The agreement also includes development of new digital services, such as mobile on-flight services.
“The basic element [in the agreement] is our datacentre services, which we want to consolidate into one environment and under one provider,” said Kari Saarikoski, CIO at Finnair. “At the same time, we want to start to take these services into the cloud to gain flexibility, cost-efficiency and the other goodies the cloud promises. We’ll start with less critical services and then move on to the more critical ones.”
At the core of this transformation is the Finnair Cloud Platform, which will be run by IBM and will enable the integration of different operational and commercial services into single environment. This is a new step for Finnair which, while favouring the software-as-a-service model, has previously used the cloud sparingly.
The agreement also includes application management and development services, as well as a new services governance model.

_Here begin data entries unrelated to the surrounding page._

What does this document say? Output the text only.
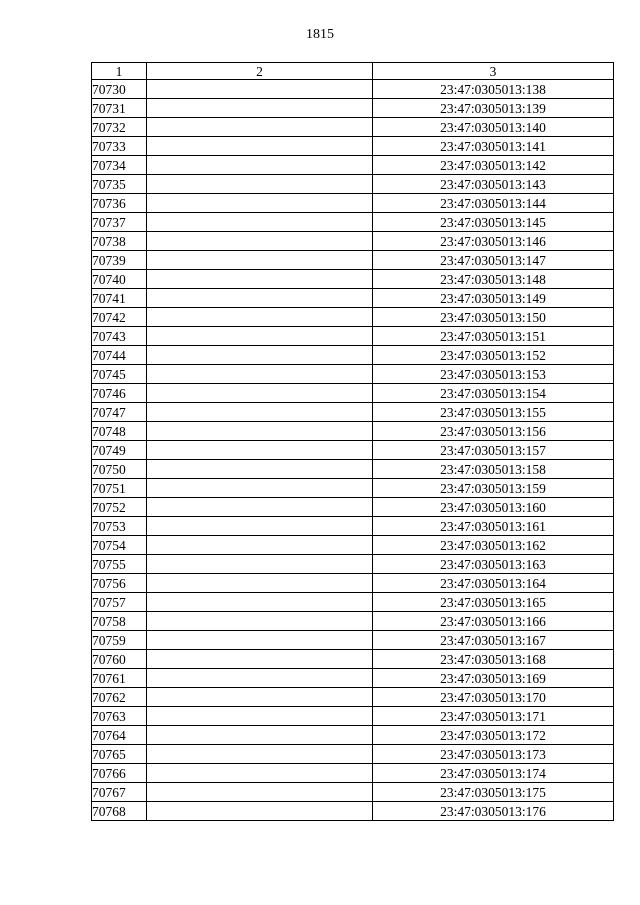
1815
1	2	3
70730		23:47:0305013:138
70731		23:47:0305013:139
70732		23:47:0305013:140
70733		23:47:0305013:141
70734		23:47:0305013:142
70735		23:47:0305013:143
70736		23:47:0305013:144
70737		23:47:0305013:145
70738		23:47:0305013:146
70739		23:47:0305013:147
70740		23:47:0305013:148
70741		23:47:0305013:149
70742		23:47:0305013:150
70743		23:47:0305013:151
70744		23:47:0305013:152
70745		23:47:0305013:153
70746		23:47:0305013:154
70747		23:47:0305013:155
70748		23:47:0305013:156
70749		23:47:0305013:157
70750		23:47:0305013:158
70751		23:47:0305013:159
70752		23:47:0305013:160
70753		23:47:0305013:161
70754		23:47:0305013:162
70755		23:47:0305013:163
70756		23:47:0305013:164
70757		23:47:0305013:165
70758		23:47:0305013:166
70759		23:47:0305013:167
70760		23:47:0305013:168
70761		23:47:0305013:169
70762		23:47:0305013:170
70763		23:47:0305013:171
70764		23:47:0305013:172
70765		23:47:0305013:173
70766		23:47:0305013:174
70767		23:47:0305013:175
70768		23:47:0305013:176
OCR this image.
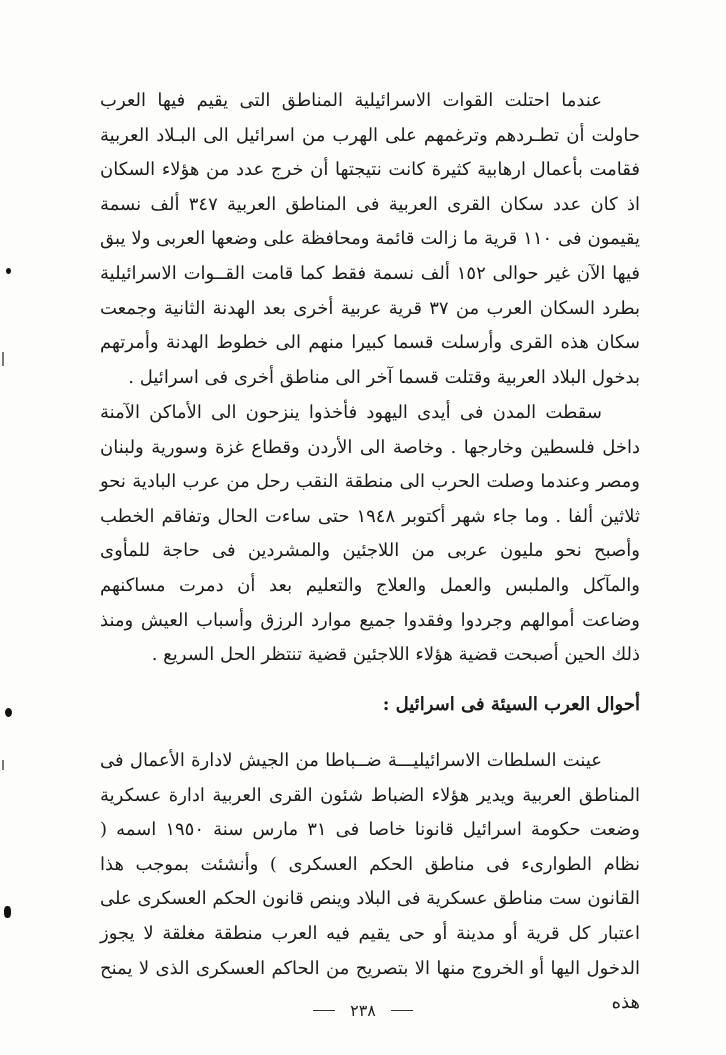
عندما احتلت القوات الاسرائيلية المناطق التى يقيم فيها العرب حاولت أن تطـردهم وترغمهم على الهرب من اسرائيل الى البـلاد العربية فقامت بأعمال ارهابية كثيرة كانت نتيجتها أن خرج عدد من هؤلاء السكان اذ كان عدد سكان القرى العربية فى المناطق العربية ٣٤٧ ألف نسمة يقيمون فى ١١٠ قرية ما زالت قائمة ومحافظة على وضعها العربى ولا يبق فيها الآن غير حوالى ١٥٢ ألف نسمة فقط كما قامت القــوات الاسرائيلية بطرد السكان العرب من ٣٧ قرية عربية أخرى بعد الهدنة الثانية وجمعت سكان هذه القرى وأرسلت قسما كبيرا منهم الى خطوط الهدنة وأمرتهم بدخول البلاد العربية وقتلت قسما آخر الى مناطق أخرى فى اسرائيل .

سقطت المدن فى أيدى اليهود فأخذوا ينزحون الى الأماكن الآمنة داخل فلسطين وخارجها . وخاصة الى الأردن وقطاع غزة وسورية ولبنان ومصر وعندما وصلت الحرب الى منطقة النقب رحل من عرب البادية نحو ثلاثين ألفا . وما جاء شهر أكتوبر ١٩٤٨ حتى ساءت الحال وتفاقم الخطب وأصبح نحو مليون عربى من اللاجئين والمشردين فى حاجة للمأوى والمآكل والملبس والعمل والعلاج والتعليم بعد أن دمرت مساكنهم وضاعت أموالهم وجردوا وفقدوا جميع موارد الرزق وأسباب العيش ومنذ ذلك الحين أصبحت قضية هؤلاء اللاجئين قضية تنتظر الحل السريع .

أحوال العرب السيئة فى اسرائيل :

عينت السلطات الاسرائيليـــة ضــباطا من الجيش لادارة الأعمال فى المناطق العربية ويدير هؤلاء الضباط شئون القرى العربية ادارة عسكرية وضعت حكومة اسرائيل قانونا خاصا فى ٣١ مارس سنة ١٩٥٠ اسمه ( نظام الطوارىء فى مناطق الحكم العسكرى ) وأنشئت بموجب هذا القانون ست مناطق عسكرية فى البلاد وينص قانون الحكم العسكرى على اعتبار كل قرية أو مدينة أو حى يقيم فيه العرب منطقة مغلقة لا يجوز الدخول اليها أو الخروج منها الا بتصريح من الحاكم العسكرى الذى لا يمنح هذه

٢٣٨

IBM will also take on responsibility for managing Finnair’s IT provider network.
“This will take some time, but is one of our goals,” Saarikoski said. “During the past years we have taken on many new applications and providers and it takes a lot of our time to manage them all…Besides looking for cost, consolidation and management benefits, we want to move the focus of our own people more towards digitalisation, development and innovation.”
Finnair’s employees will also trial IBM’s Watson Explorer capabilities and use its cognitive skills to locate information and respond to customer queries more efficiently.

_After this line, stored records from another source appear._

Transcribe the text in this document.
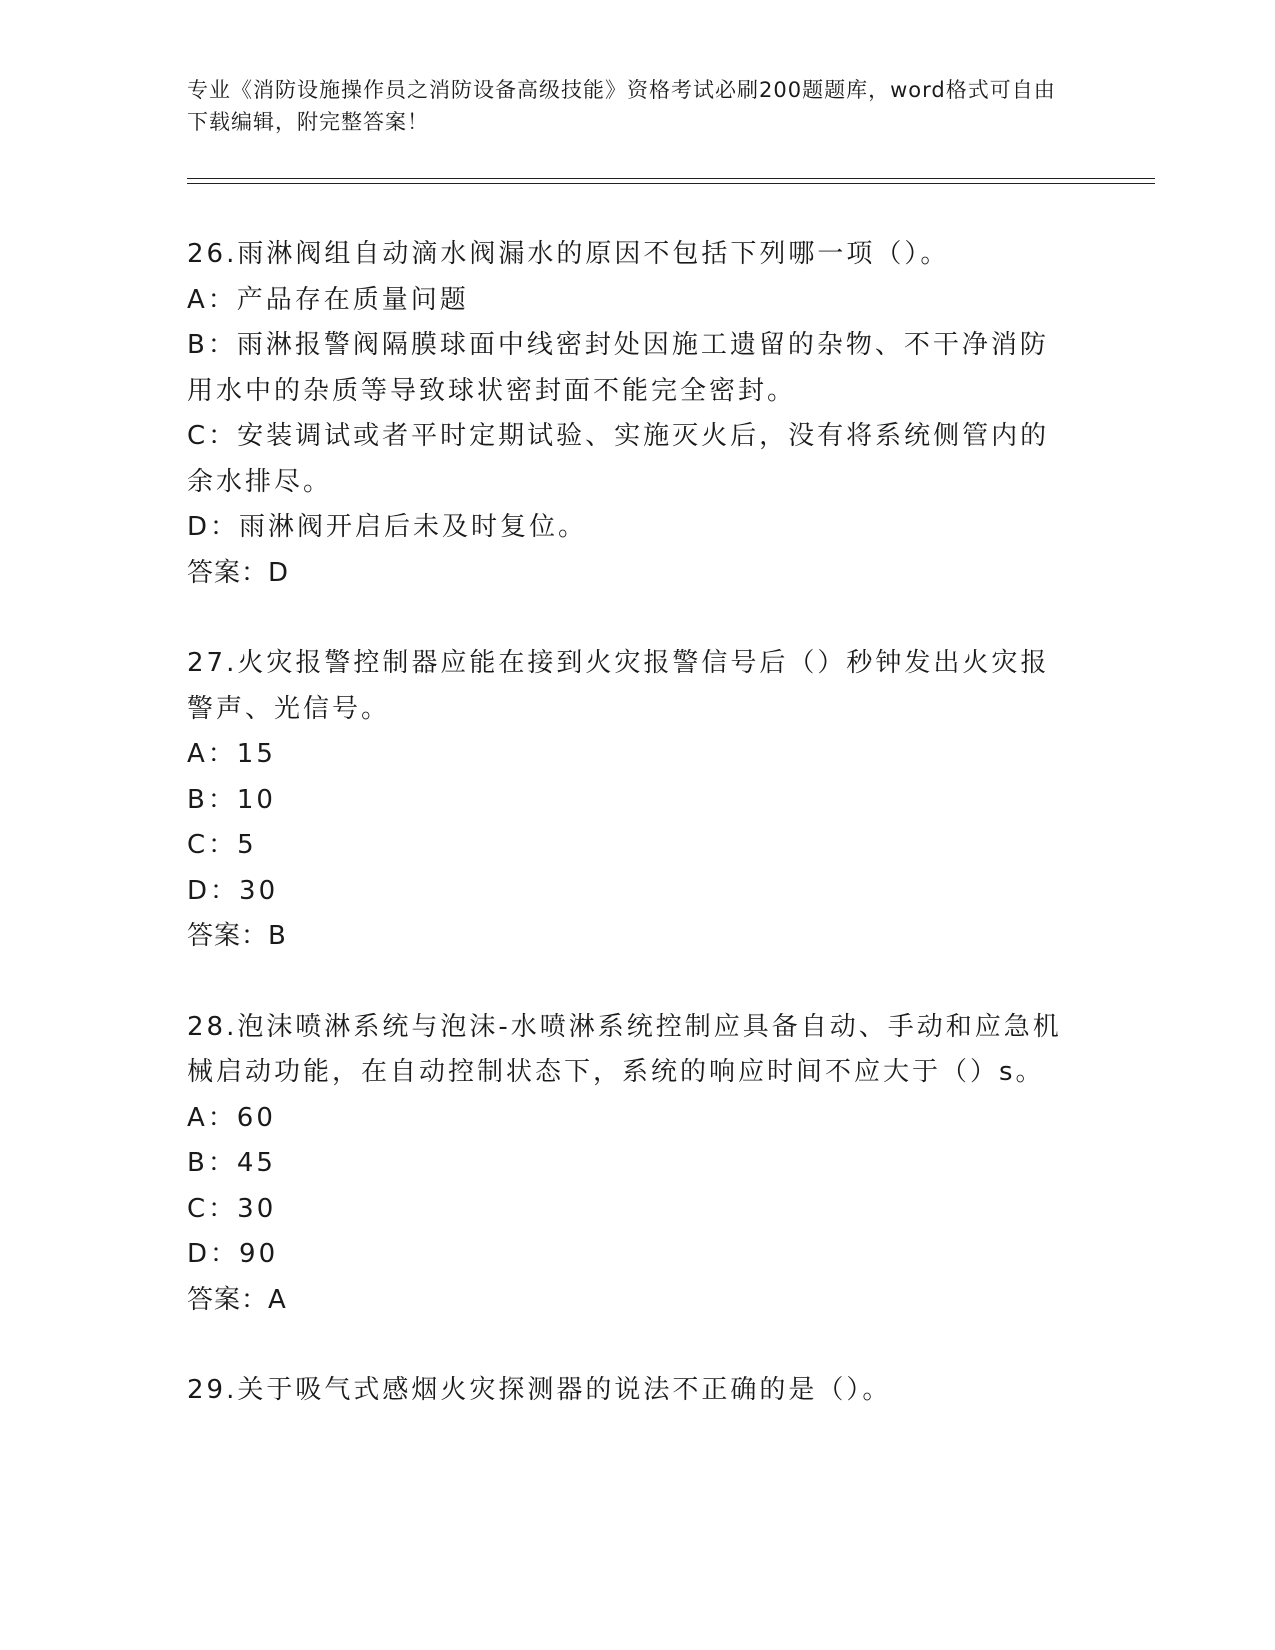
专业《消防设施操作员之消防设备高级技能》资格考试必刷200题题库，word格式可自由下载编辑，附完整答案！
26.雨淋阀组自动滴水阀漏水的原因不包括下列哪一项（）。
A：产品存在质量问题
B：雨淋报警阀隔膜球面中线密封处因施工遗留的杂物、不干净消防用水中的杂质等导致球状密封面不能完全密封。
C：安装调试或者平时定期试验、实施灭火后，没有将系统侧管内的余水排尽。
D：雨淋阀开启后未及时复位。
答案：D
27.火灾报警控制器应能在接到火灾报警信号后（）秒钟发出火灾报警声、光信号。
A：15
B：10
C：5
D：30
答案：B
28.泡沫喷淋系统与泡沫-水喷淋系统控制应具备自动、手动和应急机械启动功能，在自动控制状态下，系统的响应时间不应大于（）s。
A：60
B：45
C：30
D：90
答案：A
29.关于吸气式感烟火灾探测器的说法不正确的是（）。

While Saarikoski notes other vendors were considered, Finnair’s long term collaboration with IBM was a factor in its selection. The airline outsourced its basic IT services and application management to IBM in 2002.
A major driver for Finnair’s move towards the hybrid cloud is its need to boost digitalisation and customer experience in the highly competitive and cost-focused airline market.

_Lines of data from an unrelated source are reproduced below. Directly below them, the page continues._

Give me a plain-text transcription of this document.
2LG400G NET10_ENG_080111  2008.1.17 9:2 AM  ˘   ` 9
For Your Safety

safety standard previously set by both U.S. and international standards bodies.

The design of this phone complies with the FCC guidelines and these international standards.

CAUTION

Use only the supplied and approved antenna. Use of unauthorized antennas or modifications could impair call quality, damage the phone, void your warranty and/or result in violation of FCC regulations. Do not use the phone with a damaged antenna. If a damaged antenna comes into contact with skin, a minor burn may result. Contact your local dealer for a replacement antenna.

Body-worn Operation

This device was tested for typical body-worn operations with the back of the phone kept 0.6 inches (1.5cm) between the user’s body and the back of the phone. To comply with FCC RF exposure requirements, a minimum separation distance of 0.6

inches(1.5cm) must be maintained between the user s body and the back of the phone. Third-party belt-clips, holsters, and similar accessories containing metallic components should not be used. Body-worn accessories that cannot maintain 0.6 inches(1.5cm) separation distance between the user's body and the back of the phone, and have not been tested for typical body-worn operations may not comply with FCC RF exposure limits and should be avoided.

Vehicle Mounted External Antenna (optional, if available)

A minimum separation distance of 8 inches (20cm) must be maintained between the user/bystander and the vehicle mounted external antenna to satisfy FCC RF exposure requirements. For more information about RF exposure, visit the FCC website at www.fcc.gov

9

Since launching its mobile app last year, the airline’s development focus has been on new consumer-facing mobile and in-flight services. These will now be progressed further with its upcoming cloud capabilities in collaboration with IBM and other partners.
Finnair will also join the growing number of airlines that offer in-flight connectivity and plans are in place to introduce Wi-Fi to its entire Airbus fleet by the end of 2016. The roll-out will start with its new Airbus A350 airliners, which will have built-in wireless networks.
“This opens up new opportunities for services development – it’s a new platform,” said Saarikoski. “Based on what we have talked about with our colleagues, everybody is focused on the same themes: customer experience and how to increase the sales of ancillary services to our customers.”
Finnair is Finland’s largest airline, carrying more than nine million passengers a year. The financial terms of its services deal with IBM were not disclosed.